Speaking to The Loop this week, a representative from Apple stated that,
This issue only impacts users on older versions of iOS who have also downloaded malware from untrusted sources. We addressed this specific issue in iOS 8.4 and we have also blocked the identified apps that distribute this malware. We encourage customers to stay current with the latest version of iOS for the latest security updates. We also encourage them to only download from trusted sources like the App Store and pay attention to any warnings as they download apps.”
Researchers at the Palo Alto Networks firm described YiSpecter as the “first malware in the wild” to exploit private APIs in iOS. It has primarily impacted people living in China and Taiwan, and has supposedly averted detection over the last 10-months or so of being active. China is known for being home to a vast market for pirated applications, thus upping the chances of exposing devices to the malware.
An example of a popup that could install the malware
Once the YiSpecter virus is onboard the affected device, the code can download, install, and launch applications, or, in extreme cases, even replace existing software, altogether. It can also open pages in and change Safari settings, as well as upload device information to a remote server. In addition, YiSpecter can flash fullscreen advertisements when launching a normal, otherwise ad-free application.

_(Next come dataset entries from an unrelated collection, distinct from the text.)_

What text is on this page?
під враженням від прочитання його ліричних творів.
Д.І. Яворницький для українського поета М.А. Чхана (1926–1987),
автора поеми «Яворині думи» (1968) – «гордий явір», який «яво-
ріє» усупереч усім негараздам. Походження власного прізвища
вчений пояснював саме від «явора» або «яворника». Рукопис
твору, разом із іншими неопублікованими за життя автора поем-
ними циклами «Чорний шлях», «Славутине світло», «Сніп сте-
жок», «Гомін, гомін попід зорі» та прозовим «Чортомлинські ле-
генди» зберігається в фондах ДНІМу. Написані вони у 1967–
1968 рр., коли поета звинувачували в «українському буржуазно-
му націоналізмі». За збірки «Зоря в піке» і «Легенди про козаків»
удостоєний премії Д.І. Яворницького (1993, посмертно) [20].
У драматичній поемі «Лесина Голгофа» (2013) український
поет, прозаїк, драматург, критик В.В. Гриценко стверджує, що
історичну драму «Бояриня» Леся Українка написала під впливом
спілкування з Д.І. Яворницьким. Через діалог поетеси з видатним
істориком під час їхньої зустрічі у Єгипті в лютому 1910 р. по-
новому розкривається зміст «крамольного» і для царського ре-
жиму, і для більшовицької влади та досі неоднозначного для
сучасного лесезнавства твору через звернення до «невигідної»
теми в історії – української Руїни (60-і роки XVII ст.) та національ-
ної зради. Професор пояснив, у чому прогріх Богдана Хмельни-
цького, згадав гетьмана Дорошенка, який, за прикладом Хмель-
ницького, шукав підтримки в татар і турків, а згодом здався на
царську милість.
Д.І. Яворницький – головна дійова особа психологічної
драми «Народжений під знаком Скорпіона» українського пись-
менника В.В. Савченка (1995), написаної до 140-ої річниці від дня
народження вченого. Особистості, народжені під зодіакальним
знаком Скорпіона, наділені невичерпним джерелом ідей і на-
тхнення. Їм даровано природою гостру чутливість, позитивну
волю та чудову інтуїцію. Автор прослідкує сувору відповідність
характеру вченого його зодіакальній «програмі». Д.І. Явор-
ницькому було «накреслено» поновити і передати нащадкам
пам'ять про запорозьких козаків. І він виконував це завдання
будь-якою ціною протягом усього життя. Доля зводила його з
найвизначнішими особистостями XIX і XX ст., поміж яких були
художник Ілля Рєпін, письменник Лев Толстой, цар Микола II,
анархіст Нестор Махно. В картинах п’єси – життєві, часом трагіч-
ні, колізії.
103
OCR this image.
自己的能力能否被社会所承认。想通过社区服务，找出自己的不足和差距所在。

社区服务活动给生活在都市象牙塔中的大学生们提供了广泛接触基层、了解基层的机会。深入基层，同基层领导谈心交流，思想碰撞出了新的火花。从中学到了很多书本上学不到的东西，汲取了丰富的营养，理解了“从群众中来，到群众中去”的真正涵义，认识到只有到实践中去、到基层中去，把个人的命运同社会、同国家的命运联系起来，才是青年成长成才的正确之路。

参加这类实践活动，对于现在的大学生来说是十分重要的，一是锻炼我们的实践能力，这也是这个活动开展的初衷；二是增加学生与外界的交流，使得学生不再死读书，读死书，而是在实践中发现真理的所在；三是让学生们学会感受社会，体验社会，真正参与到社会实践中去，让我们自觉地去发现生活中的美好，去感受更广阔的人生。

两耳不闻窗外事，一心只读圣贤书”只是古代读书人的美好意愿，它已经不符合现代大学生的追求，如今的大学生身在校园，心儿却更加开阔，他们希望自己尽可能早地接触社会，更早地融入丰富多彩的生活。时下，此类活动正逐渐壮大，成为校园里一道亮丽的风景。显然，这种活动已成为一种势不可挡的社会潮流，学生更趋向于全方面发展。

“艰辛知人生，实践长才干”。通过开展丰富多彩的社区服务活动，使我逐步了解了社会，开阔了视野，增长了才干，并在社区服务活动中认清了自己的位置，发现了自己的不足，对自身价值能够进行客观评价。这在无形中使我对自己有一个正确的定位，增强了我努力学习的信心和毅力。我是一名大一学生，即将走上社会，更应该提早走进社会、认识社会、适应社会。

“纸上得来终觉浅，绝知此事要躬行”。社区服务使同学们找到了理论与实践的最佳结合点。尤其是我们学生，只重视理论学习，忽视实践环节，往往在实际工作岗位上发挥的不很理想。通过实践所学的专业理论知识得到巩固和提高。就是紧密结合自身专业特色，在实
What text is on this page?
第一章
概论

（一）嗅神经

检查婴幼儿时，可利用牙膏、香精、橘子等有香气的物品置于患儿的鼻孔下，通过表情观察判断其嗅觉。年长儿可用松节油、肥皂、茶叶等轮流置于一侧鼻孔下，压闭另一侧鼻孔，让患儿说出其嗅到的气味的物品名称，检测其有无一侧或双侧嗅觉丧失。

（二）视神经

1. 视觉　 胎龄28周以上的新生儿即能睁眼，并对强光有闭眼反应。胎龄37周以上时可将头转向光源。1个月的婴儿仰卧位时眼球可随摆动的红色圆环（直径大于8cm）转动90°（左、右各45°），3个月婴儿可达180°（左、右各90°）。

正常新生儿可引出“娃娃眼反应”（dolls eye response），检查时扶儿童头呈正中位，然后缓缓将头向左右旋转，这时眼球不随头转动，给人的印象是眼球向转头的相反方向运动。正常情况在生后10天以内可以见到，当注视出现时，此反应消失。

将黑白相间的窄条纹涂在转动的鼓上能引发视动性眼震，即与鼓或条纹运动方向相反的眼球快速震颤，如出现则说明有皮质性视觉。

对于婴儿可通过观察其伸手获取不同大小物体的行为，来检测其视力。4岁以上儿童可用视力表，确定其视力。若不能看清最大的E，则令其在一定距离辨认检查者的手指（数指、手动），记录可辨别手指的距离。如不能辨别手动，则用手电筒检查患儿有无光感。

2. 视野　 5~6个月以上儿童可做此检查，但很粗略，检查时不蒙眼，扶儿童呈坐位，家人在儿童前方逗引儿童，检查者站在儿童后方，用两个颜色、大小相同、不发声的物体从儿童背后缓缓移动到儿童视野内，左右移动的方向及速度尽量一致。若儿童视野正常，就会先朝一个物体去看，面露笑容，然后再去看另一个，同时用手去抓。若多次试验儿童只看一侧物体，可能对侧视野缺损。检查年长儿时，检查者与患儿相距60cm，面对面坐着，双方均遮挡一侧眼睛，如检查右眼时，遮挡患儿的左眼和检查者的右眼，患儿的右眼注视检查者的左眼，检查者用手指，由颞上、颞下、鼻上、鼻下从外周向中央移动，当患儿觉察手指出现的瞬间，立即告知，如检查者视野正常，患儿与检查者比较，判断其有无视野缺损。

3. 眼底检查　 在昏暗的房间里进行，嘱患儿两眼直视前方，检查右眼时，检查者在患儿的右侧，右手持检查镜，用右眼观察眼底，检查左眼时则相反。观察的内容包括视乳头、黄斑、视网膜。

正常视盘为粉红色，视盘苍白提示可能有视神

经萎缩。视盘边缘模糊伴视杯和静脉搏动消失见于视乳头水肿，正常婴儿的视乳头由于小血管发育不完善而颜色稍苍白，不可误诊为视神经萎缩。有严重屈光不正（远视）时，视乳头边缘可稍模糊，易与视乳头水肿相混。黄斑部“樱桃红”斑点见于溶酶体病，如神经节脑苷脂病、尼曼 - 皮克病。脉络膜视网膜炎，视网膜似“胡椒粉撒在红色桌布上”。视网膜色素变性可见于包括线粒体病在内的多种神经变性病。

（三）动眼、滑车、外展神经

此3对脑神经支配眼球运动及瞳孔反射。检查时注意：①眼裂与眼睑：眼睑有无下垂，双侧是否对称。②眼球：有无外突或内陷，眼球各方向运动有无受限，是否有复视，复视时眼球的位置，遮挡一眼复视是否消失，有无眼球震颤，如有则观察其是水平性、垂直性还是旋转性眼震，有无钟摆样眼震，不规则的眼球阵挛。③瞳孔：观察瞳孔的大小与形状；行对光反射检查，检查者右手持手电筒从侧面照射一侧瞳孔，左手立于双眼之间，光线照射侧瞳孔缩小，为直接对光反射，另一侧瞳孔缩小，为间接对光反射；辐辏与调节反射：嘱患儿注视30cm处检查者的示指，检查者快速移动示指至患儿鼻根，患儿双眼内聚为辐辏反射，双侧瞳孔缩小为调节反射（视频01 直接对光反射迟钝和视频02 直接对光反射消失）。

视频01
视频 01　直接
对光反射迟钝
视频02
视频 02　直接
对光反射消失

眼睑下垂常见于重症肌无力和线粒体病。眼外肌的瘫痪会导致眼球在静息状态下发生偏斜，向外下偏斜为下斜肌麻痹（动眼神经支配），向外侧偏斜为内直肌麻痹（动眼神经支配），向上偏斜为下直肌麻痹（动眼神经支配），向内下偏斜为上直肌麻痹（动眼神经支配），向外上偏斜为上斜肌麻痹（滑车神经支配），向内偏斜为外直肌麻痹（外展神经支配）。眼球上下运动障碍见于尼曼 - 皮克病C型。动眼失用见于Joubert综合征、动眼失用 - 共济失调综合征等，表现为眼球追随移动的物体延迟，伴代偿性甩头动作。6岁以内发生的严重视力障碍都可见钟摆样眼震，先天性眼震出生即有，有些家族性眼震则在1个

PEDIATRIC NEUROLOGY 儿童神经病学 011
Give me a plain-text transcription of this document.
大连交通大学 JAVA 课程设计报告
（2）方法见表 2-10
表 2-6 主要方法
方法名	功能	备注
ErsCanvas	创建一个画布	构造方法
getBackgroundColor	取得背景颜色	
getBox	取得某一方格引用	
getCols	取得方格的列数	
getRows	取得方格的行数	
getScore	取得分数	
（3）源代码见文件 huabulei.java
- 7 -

Try to delete the malware manually, and it’s likely to reappear at a later time.
Apple is said to be currently working on a patch for the YiSpecter malware, however they are recommending that all users running versions of iOS prior to 9.0 upgrade their firmware as soon as possible to increase their chances of averting the threat.
Apple’s announcement comes hot off the heels of the Cupertino tech giant having recently addressed a different malware threat, referred to as “XcodeGhost,” which is an infection that permeated the Apple app Store through slightly modified versions of its Xcode development tool.
Apple is known for being very stringent on matters pertaining to security, at least, in comparison to its competitors like Google. Between the month’s of June, 2009, and April, 2014, Apple devices have faced the threat of only 11 different malware bugs, eight of which only affected Jailbroken devices, and nine of which affected only markets wherein there exists a higher volume of pirating and boot loading of applications and content — such as China, Russia and several provinces in Europe.